Al Jazeera’s Charles Stratford, reporting from Kyiv, said the Ukrainian army announced it has seen an “uptick in attacks by Russian forces” over the past 24 hours.

“In general … we’ve seen no really big gains made by Russian forces for months now – but no indication that the fighting is going down,” he said.

Protect the world ‘from evil’

On the sidelines of the three-day Munich Security Conference, which concludes on Sunday, Ukrainian President Volodymyr Zelenskyy urged Western allies to boost Ukraine’s air defence.

Zelenskyy said Russia now holds 20 percent of Ukraine and is slowly advancing in the east as Moscow’s full-scale invasion nears its third anniversary.

He cited data showing that over the past week, Russia had unleashed about 1,220 aerial bombs, over 850 drones, and more than 40 missiles into government-controlled areas of Ukraine.

There was no immediate comment from Russia.

“Europe and the world must be better protected from such evil and prepared to confront it,” Zelenskyy said in a Telegram post.

“This requires a strong, united foreign policy and pressure on Putin, who started this war and is now expanding it globally,” he said.
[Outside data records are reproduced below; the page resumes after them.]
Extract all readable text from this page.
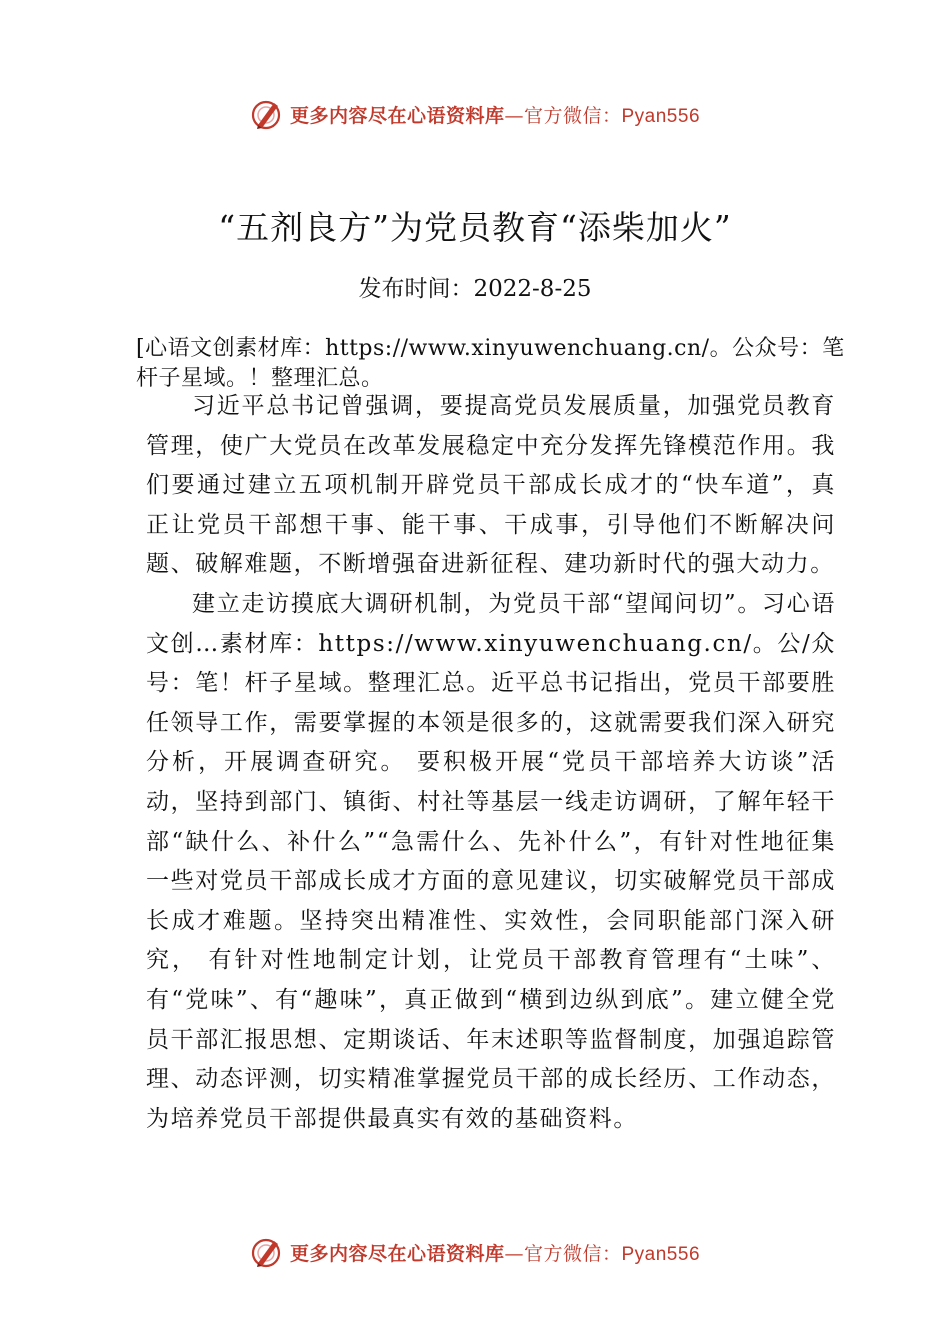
更多内容尽在心语资料库—官方微信：Pyan556
“五剂良方”为党员教育“添柴加火”
发布时间：2022-8-25
[心语文创素材库：https://www.xinyuwenchuang.cn/。公众号：笔杆子星域。！整理汇总。

习近平总书记曾强调，要提高党员发展质量，加强党员教育管理，使广大党员在改革发展稳定中充分发挥先锋模范作用。我们要通过建立五项机制开辟党员干部成长成才的“快车道”，真正让党员干部想干事、能干事、干成事，引导他们不断解决问题、破解难题，不断增强奋进新征程、建功新时代的强大动力。

建立走访摸底大调研机制，为党员干部“望闻问切”。习心语文创…素材库：https://www.xinyuwenchuang.cn/。公/众号：笔！杆子星域。整理汇总。近平总书记指出，党员干部要胜任领导工作，需要掌握的本领是很多的，这就需要我们深入研究分析，开展调查研究。 要积极开展“党员干部培养大访谈”活动，坚持到部门、镇街、村社等基层一线走访调研，了解年轻干部“缺什么、补什么”“急需什么、先补什么”，有针对性地征集一些对党员干部成长成才方面的意见建议，切实破解党员干部成长成才难题。坚持突出精准性、实效性，会同职能部门深入研究， 有针对性地制定计划，让党员干部教育管理有“土味”、有“党味”、有“趣味”，真正做到“横到边纵到底”。建立健全党员干部汇报思想、定期谈话、年末述职等监督制度，加强追踪管理、动态评测，切实精准掌握党员干部的成长经历、工作动态，为培养党员干部提供最真实有效的基础资料。

更多内容尽在心语资料库—官方微信：Pyan556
“Together with Europe, the US, and all our partners, we can end this war with a just and lasting peace.”

United States President Donald Trump shocked European allies and Ukraine this week by calling his Russian counterpart, Vladimir Putin, without consulting them or Kyiv beforehand and declaring an immediate start to peace talks.

Things ‘moving quickly’

Trump’s Ukraine envoy, General Keith Kellogg, said on Saturday that Europe will not have a seat at the table for Ukraine peace talks after Washington sent a questionnaire to European capitals to ask what they could contribute to security guarantees for Kyiv.

Al Jazeera’s James Bays, reporting from Munich, said an emergency meeting of foreign ministers of the European Union “hastily convened” over concerns that they – as well as Ukraine – might be sidelined in the US-led peace talks with Russia that are expected to take place in Saudi Arabia in the coming days.

However, French Foreign Minister Jean-Noel Barrot told France Inter radio on Sunday that President Emmanuel Macron would host the meeting as planned.

Five European diplomats said the meeting would include France, the United Kingdom, Germany, Poland, Italy, Spain and Denmark, which would represent Baltic and Scandinavian countries.

“There cannot be anything [done] without Ukraine and also anything without Europe,” said Estonian Foreign Minister Margus Tsahkna.

He also confirmed that leaders would meet on Monday.

“Things are moving quickly,” he told Al Jazeera. “We must be sure and clear about what we are going to do.”

He said European countries can still deliver “support” and “funds” that they have promised.

On Saturday, Zelenskyy called for the creation of a European army, arguing the continent could no longer be sure of US protection and would only get respect from Washington with a strong military.

In response, Polish Foreign Minister Radoslaw Sikorski said in an interview that European countries will not create one unified army in response to threats from Russia.

Asked about the possibility of the creation of a European army, Sikorski told state broadcaster TVP World, “We should be careful with this term because people understand different things.”